Dans les secrets d’une commanderie : une visite exceptionnelle sur les traces des Templiers à Varetz…

Les portes de la commanderie de Mons à Varetz s’ouvrent rarement mais ce domaine privé, membre du réseau des sites du patrimoine templier et hospitalier Vallée de la Vézère, peut toutefois se visiter lors de journées exceptionnelles. A la découverte d’un lieu chargé d’histoire, niché au coeur de la campagne corrézienne…

Un patrimoine de passionnés

En ce début d’été caniculaire, un petit groupe de visiteurs est venu chercher la fraîcheur des vieilles pierres en poussant le portail d’une grande propriété privée perchée sur les hauteurs de Varetz, un lieu chargé d’histoire, où ont vécu les Templiers du XIIe au début du XIVe siècle, puis les Hospitaliers jusqu’à la Révolution.

Depuis la Révolution française, seules trois familles s’y sont succédées, ce qui en fait l’un des sites les mieux conservés des ordres militaires en Corrèze. Passionnée d’histoire, la nouvelle propriétaire des lieux a rejoint le réseau « Patrimoine Templier & Hospitalier de la vallée de la Vézère » et autorise des visites exceptionnelles depuis 2023.

La bâtisse principale de commanderie de Mons vue du ciel © Commanderie de Mons

« Vous êtes un peu des mécènes en venant ici », explique Marc-Olivier Agnès, guide spécialisé dans le patrimoine templier et hospitalier. Car derrière le prix du billet se cache une réalité : entretenir ce patrimoine coûte très cher.
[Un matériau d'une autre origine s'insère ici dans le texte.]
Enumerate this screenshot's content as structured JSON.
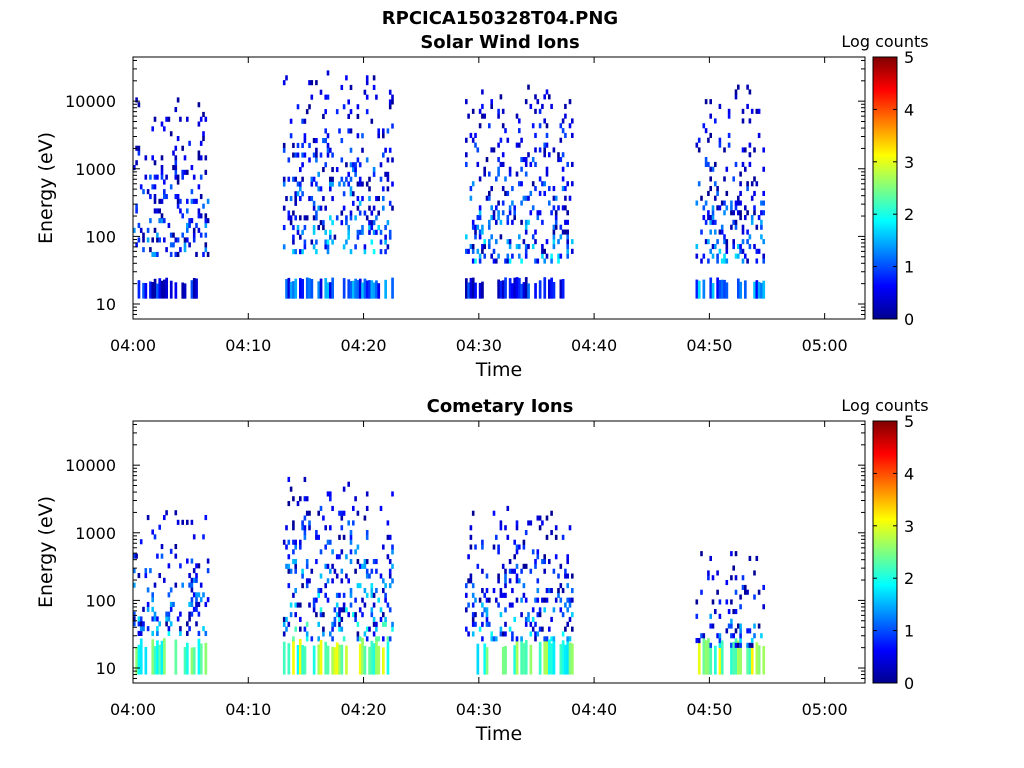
{
  "figure": {
    "title": "RPCICA150328T04.PNG"
  },
  "chart_data": [
    {
      "type": "heatmap",
      "title": "Solar Wind Ions",
      "xlabel": "Time",
      "ylabel": "Energy (eV)",
      "x_tick_labels": [
        "04:00",
        "04:10",
        "04:20",
        "04:30",
        "04:40",
        "04:50",
        "05:00"
      ],
      "x_ticks_min": [
        0,
        10,
        20,
        30,
        40,
        50,
        60
      ],
      "xlim_min": [
        0,
        63.5
      ],
      "y_scale": "log",
      "y_tick_labels": [
        "10",
        "100",
        "1000",
        "10000"
      ],
      "y_ticks": [
        10,
        100,
        1000,
        10000
      ],
      "ylim": [
        6,
        45000
      ],
      "colorbar": {
        "label": "Log counts",
        "ticks": [
          "0",
          "1",
          "2",
          "3",
          "4",
          "5"
        ],
        "range": [
          0,
          5
        ],
        "colormap": "jet"
      },
      "segments": [
        {
          "t_start": 0.0,
          "t_end": 6.5,
          "e_min": 50,
          "e_max": 10000,
          "low_e_band": [
            12,
            25
          ],
          "low_intensity": 0.6,
          "peak_intensity": 1.7
        },
        {
          "t_start": 13.0,
          "t_end": 22.5,
          "e_min": 55,
          "e_max": 25000,
          "low_e_band": [
            12,
            25
          ],
          "low_intensity": 1.0,
          "peak_intensity": 2.0
        },
        {
          "t_start": 28.8,
          "t_end": 38.2,
          "e_min": 40,
          "e_max": 15000,
          "low_e_band": [
            12,
            25
          ],
          "low_intensity": 0.6,
          "peak_intensity": 2.0
        },
        {
          "t_start": 48.8,
          "t_end": 54.8,
          "e_min": 40,
          "e_max": 15000,
          "low_e_band": [
            12,
            25
          ],
          "low_intensity": 1.2,
          "peak_intensity": 1.8
        }
      ]
    },
    {
      "type": "heatmap",
      "title": "Cometary Ions",
      "xlabel": "Time",
      "ylabel": "Energy (eV)",
      "x_tick_labels": [
        "04:00",
        "04:10",
        "04:20",
        "04:30",
        "04:40",
        "04:50",
        "05:00"
      ],
      "x_ticks_min": [
        0,
        10,
        20,
        30,
        40,
        50,
        60
      ],
      "xlim_min": [
        0,
        63.5
      ],
      "y_scale": "log",
      "y_tick_labels": [
        "10",
        "100",
        "1000",
        "10000"
      ],
      "y_ticks": [
        10,
        100,
        1000,
        10000
      ],
      "ylim": [
        6,
        45000
      ],
      "colorbar": {
        "label": "Log counts",
        "ticks": [
          "0",
          "1",
          "2",
          "3",
          "4",
          "5"
        ],
        "range": [
          0,
          5
        ],
        "colormap": "jet"
      },
      "segments": [
        {
          "t_start": 0.0,
          "t_end": 6.5,
          "e_min": 30,
          "e_max": 2000,
          "low_e_band": [
            8,
            28
          ],
          "low_intensity": 2.0,
          "peak_intensity": 2.0
        },
        {
          "t_start": 13.0,
          "t_end": 22.5,
          "e_min": 25,
          "e_max": 6000,
          "low_e_band": [
            8,
            28
          ],
          "low_intensity": 2.5,
          "peak_intensity": 2.4
        },
        {
          "t_start": 28.8,
          "t_end": 38.2,
          "e_min": 25,
          "e_max": 2500,
          "low_e_band": [
            8,
            28
          ],
          "low_intensity": 2.3,
          "peak_intensity": 2.0
        },
        {
          "t_start": 48.8,
          "t_end": 54.8,
          "e_min": 20,
          "e_max": 500,
          "low_e_band": [
            8,
            28
          ],
          "low_intensity": 2.6,
          "peak_intensity": 1.8
        }
      ]
    }
  ]
}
Un emplacement stratégique

Le site de la Commanderie de Mons n’a pas été choisi au hasard. Perchée sur une colline qui domine la Vézère, la commanderie a le contrôle d’un axe de passage important. De là, on peut apercevoir les tours du château de Castel Novel, dont les seigneurs ont probablement été les premiers à aider les Templiers. À l’époque féodale, pour s’installer, l’ordre devait avoir l’accord du baron local, puis du puissant vicomte de Turenne, qui régnait sur plus de 80 km.

Erigé au XIIIème siècle, le Château de Castel Novel à Varetz est aujourd’hui un hôtel-restaurant prestigieux © Jimjag – stock.adobe.com

Cette géographie nous ramène aux débuts de l’aventure des Templiers : En 1099, la prise de Jérusalem relance les pèlerinages en Terre sainte. Face aux dangers du voyage, deux ordres naissent : les Hospitaliers de Saint-Jean, des moines qui accueillent et soignent les pèlerins, et les Templiers, ces « pauvres chevaliers du Christ » qui obtiennent le droit de porter l’épée tout en étant religieux.
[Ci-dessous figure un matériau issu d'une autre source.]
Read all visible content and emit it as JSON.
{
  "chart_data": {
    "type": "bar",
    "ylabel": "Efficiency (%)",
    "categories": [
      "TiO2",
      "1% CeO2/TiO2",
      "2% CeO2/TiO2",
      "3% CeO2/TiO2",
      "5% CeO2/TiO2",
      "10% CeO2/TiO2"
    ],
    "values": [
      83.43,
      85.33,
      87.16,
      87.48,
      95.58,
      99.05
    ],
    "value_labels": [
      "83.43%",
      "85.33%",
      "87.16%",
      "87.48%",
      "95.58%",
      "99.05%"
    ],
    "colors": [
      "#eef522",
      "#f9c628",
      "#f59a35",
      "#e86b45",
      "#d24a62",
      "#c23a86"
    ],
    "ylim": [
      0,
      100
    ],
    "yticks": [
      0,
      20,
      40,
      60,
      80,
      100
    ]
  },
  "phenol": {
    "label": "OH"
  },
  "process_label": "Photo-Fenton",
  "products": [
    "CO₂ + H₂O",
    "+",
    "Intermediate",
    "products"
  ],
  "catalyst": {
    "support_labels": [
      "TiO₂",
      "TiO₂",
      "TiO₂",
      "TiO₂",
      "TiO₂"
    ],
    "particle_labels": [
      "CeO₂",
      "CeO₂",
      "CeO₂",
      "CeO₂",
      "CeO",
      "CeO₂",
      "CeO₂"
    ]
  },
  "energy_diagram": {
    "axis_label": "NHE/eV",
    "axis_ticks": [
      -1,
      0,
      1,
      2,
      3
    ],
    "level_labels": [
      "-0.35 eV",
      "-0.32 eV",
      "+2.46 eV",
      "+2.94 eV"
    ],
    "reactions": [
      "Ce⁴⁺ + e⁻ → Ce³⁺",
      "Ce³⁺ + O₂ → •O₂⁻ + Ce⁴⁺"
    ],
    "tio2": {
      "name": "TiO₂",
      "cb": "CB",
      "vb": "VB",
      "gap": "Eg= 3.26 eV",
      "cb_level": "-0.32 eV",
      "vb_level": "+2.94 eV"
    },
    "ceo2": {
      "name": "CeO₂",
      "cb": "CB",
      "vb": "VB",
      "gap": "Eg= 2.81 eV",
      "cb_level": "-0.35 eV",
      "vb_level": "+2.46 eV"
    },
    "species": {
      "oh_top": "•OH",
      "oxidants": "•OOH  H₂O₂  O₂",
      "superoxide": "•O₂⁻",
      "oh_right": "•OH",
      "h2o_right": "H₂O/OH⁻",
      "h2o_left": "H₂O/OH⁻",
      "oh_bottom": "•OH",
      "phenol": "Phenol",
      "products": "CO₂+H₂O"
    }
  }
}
Des « fermes » au service de l’Orient

Loin de l’image du chevalier en croisade, la commanderie de Mons révèle plutôt la réalité économique de ces ordres : pour maintenir des forteresses en Orient et nourrir des soldats, il fallait disposer d’une fortune ! Réparties dans toute l’Europe, des milliers de commanderies servaient donc de « bases arrière » pour financer cette guerre.

L’organisation de la commanderie prend modèle sur celle d’une « ferme » : une cour centrale entourée de tous les bâtiments nécessaires à la vie agricole et religieuse. Granges, étables, jardins, pigeonniers… Tout est conçu pour être autonome et profitable. Données par les seigneurs locaux, ces terres devaient non seulement nourrir la communauté, mais aussi dégager des bénéfices pour soutenir la bataille en Orient.
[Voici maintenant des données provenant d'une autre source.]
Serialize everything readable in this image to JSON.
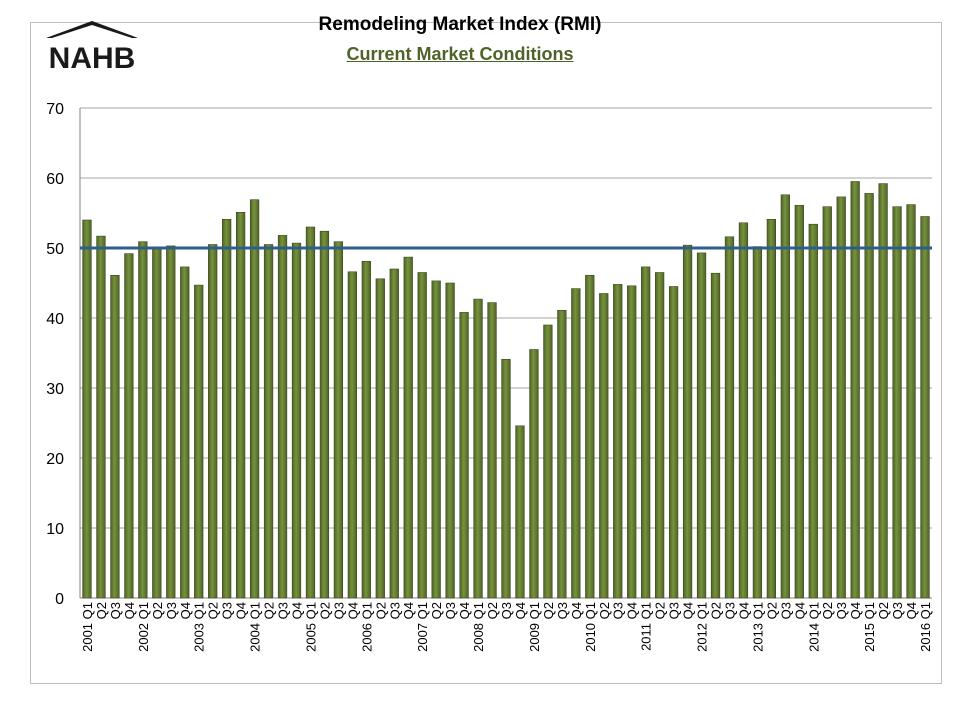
{
  "brand": {
    "name": "NAHB"
  },
  "header": {
    "title": "Remodeling Market Index (RMI)",
    "subtitle": "Current Market Conditions"
  },
  "colors": {
    "bar": "#4f6228",
    "bar_light": "#77933c",
    "reference_line": "#2e5f8a",
    "grid": "#a6a6a6",
    "subtitle": "#4f6228"
  },
  "chart_data": {
    "type": "bar",
    "title": "Remodeling Market Index (RMI)",
    "subtitle": "Current Market Conditions",
    "ylim": [
      0,
      70
    ],
    "yticks": [
      0,
      10,
      20,
      30,
      40,
      50,
      60,
      70
    ],
    "reference_line": 50,
    "grid": true,
    "categories": [
      "2001 Q1",
      "Q2",
      "Q3",
      "Q4",
      "2002 Q1",
      "Q2",
      "Q3",
      "Q4",
      "2003 Q1",
      "Q2",
      "Q3",
      "Q4",
      "2004 Q1",
      "Q2",
      "Q3",
      "Q4",
      "2005 Q1",
      "Q2",
      "Q3",
      "Q4",
      "2006 Q1",
      "Q2",
      "Q3",
      "Q4",
      "2007 Q1",
      "Q2",
      "Q3",
      "Q4",
      "2008 Q1",
      "Q2",
      "Q3",
      "Q4",
      "2009 Q1",
      "Q2",
      "Q3",
      "Q4",
      "2010 Q1",
      "Q2",
      "Q3",
      "Q4",
      "2011 Q1",
      "Q2",
      "Q3",
      "Q4",
      "2012 Q1",
      "Q2",
      "Q3",
      "Q4",
      "2013 Q1",
      "Q2",
      "Q3",
      "Q4",
      "2014 Q1",
      "Q2",
      "Q3",
      "Q4",
      "2015 Q1",
      "Q2",
      "Q3",
      "Q4",
      "2016 Q1"
    ],
    "values": [
      54,
      51.7,
      46.1,
      49.2,
      50.9,
      49.9,
      50.3,
      47.3,
      44.7,
      50.5,
      54.1,
      55.1,
      56.9,
      50.5,
      51.8,
      50.7,
      53,
      52.4,
      50.9,
      46.6,
      48.1,
      45.6,
      47,
      48.7,
      46.5,
      45.3,
      45,
      40.8,
      42.7,
      42.2,
      34.1,
      24.6,
      35.5,
      39,
      41.1,
      44.2,
      46.1,
      43.5,
      44.8,
      44.6,
      47.3,
      46.5,
      44.5,
      50.4,
      49.3,
      46.4,
      51.6,
      53.6,
      50.2,
      54.1,
      57.6,
      56.1,
      53.4,
      55.9,
      57.3,
      59.5,
      57.8,
      59.2,
      55.9,
      56.2,
      54.5
    ]
  }
}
Un pigeonnier, privilège généralement réservé aux seigneurs, surplombe le porche de la commanderie de Mons © Juliette Jouve Soler

En entrant dans la bâtisse principale, on comprend rapidement les codes de l’époque à la vue de l’énorme cheminée. « C’est un signe de richesse. Plus elle est imposante, plus vous êtes puissant. » explique Marc-Olivier Agnès. Cette cheminée est ornée des armes de la maison de Vauzelle — où les ailes sculptées rappellent le nom de famille. Trois étoiles surmontent une croix de Malte en pendentif, qui montre qu’un chevalier de cette famille avait reçu des honneurs particuliers.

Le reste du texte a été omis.